Drug Interactions between Metoprolol Succinate ER and phenytoin

ADJUST DOSING INTERVAL: The bioavailability of metoprolol may be enhanced by food.

MANAGEMENT: Patients may be instructed to take metoprolol at the same time each day, preferably with or immediately following meals.

ADJUST DOSING INTERVAL: Phenytoin bioavailability may decrease to subtherapeutic levels when the suspension is given concomitantly with enteral feedings. The mechanism may be related to phenytoin binding to substances in the enteral formula (e.g., calcium, protein) and/or binding to the tube lumen. Data have been conflicting and some studies have reported no changes in phenytoin levels, while others have reported significant reductions.

MONITOR: Acute consumption of alcohol may increase plasma phenytoin levels. Chronic consumption of alcohol may decrease plasma phenytoin levels. The mechanism of this interaction is related to induction of phenytoin metabolism by ethanol during chronic administration. Other hydantoin derivatives may be similarly affected by ethanol.

MANAGEMENT: Some experts have recommended interrupting the feeding for 2 hours before and after the phenytoin dose, giving the phenytoin suspension diluted in water, and flushing the tube with water after administration; however, this method may not entirely avoid the interaction and is not always clinically feasible.

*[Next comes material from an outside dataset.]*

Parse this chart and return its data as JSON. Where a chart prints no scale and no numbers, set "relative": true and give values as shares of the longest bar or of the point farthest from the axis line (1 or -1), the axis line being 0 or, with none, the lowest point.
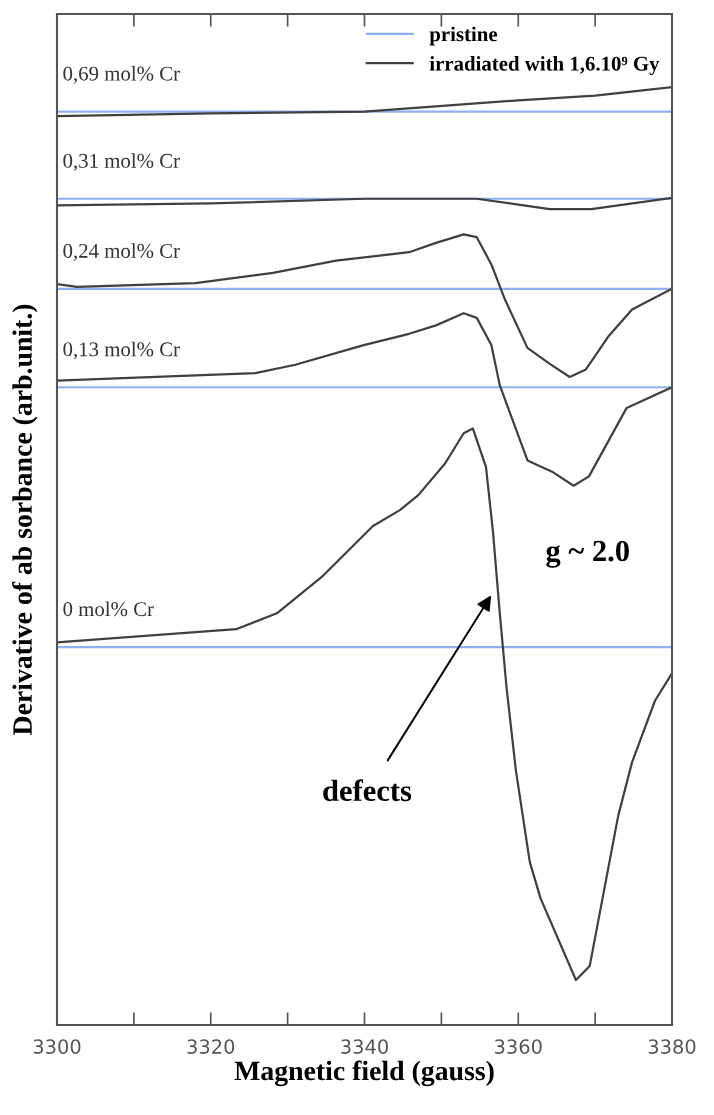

Patients should be closely monitored for clinical and laboratory evidence of altered phenytoin efficacy and levels upon initiation and discontinuation of enteral feedings. Dosage adjustments or intravenous administration may be required until therapeutic serum levels are obtained. In addition, patients receiving phenytoin therapy should be warned about the interaction between phenytoin and ethanol and they should be advised to notify their physician if they experience worsening of seizure control or symptoms of toxicity, including drowsiness, visual disturbances, change in mental status, nausea, or ataxia.

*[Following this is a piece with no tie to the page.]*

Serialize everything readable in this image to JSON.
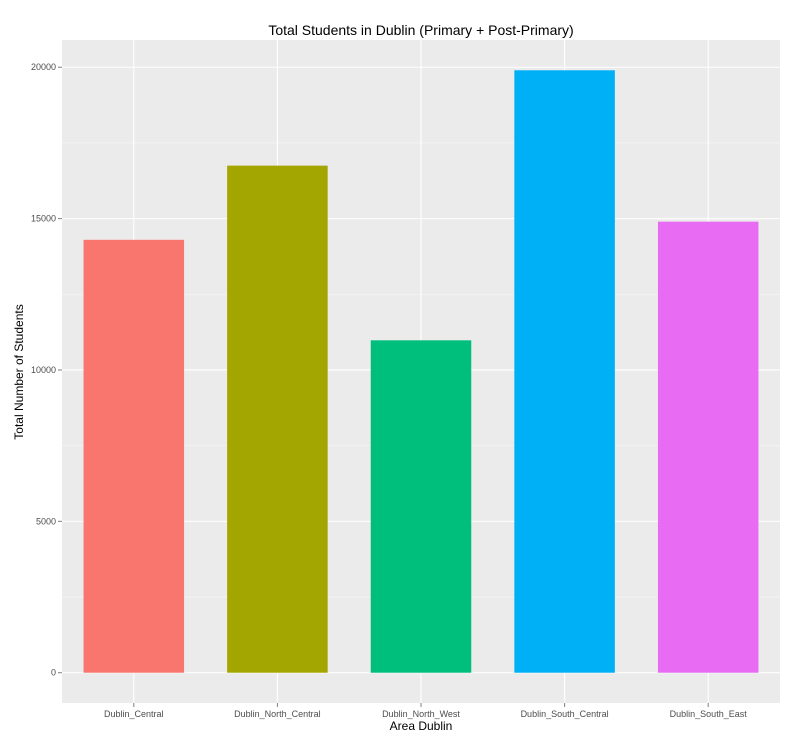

ADJUST DOSING INTERVAL: Concurrent administration with calcium salts may decrease the oral bioavailability of atenolol and possibly other beta-blockers. The exact mechanism of interaction is unknown. In six healthy subjects, calcium 500 mg (as lactate, carbonate, and gluconate) reduced the mean peak plasma concentration (Cmax) and area under the concentration-time curve (AUC) of atenolol (100 mg) by 51% and 32%, respectively. The elimination half-life increased by 44%. Twelve hours after the combination, beta-blocking activity (as indicated by inhibition of exercise tachycardia) was reduced compared to that with atenolol alone. However, during a 4-week treatment in six hypertensive patients, there was no difference in blood pressure values between treatments. The investigators suggest that prolongation of the elimination half-life induced by calcium coadministration may have led to atenolol cumulation during long-term dosing, which compensated for the reduced bioavailability.

MANAGEMENT: It may help to separate the administration times of beta-blockers and calcium products by at least 2 hours. Patients should be monitored for potentially diminished beta-blocking effects following the addition of calcium therapy.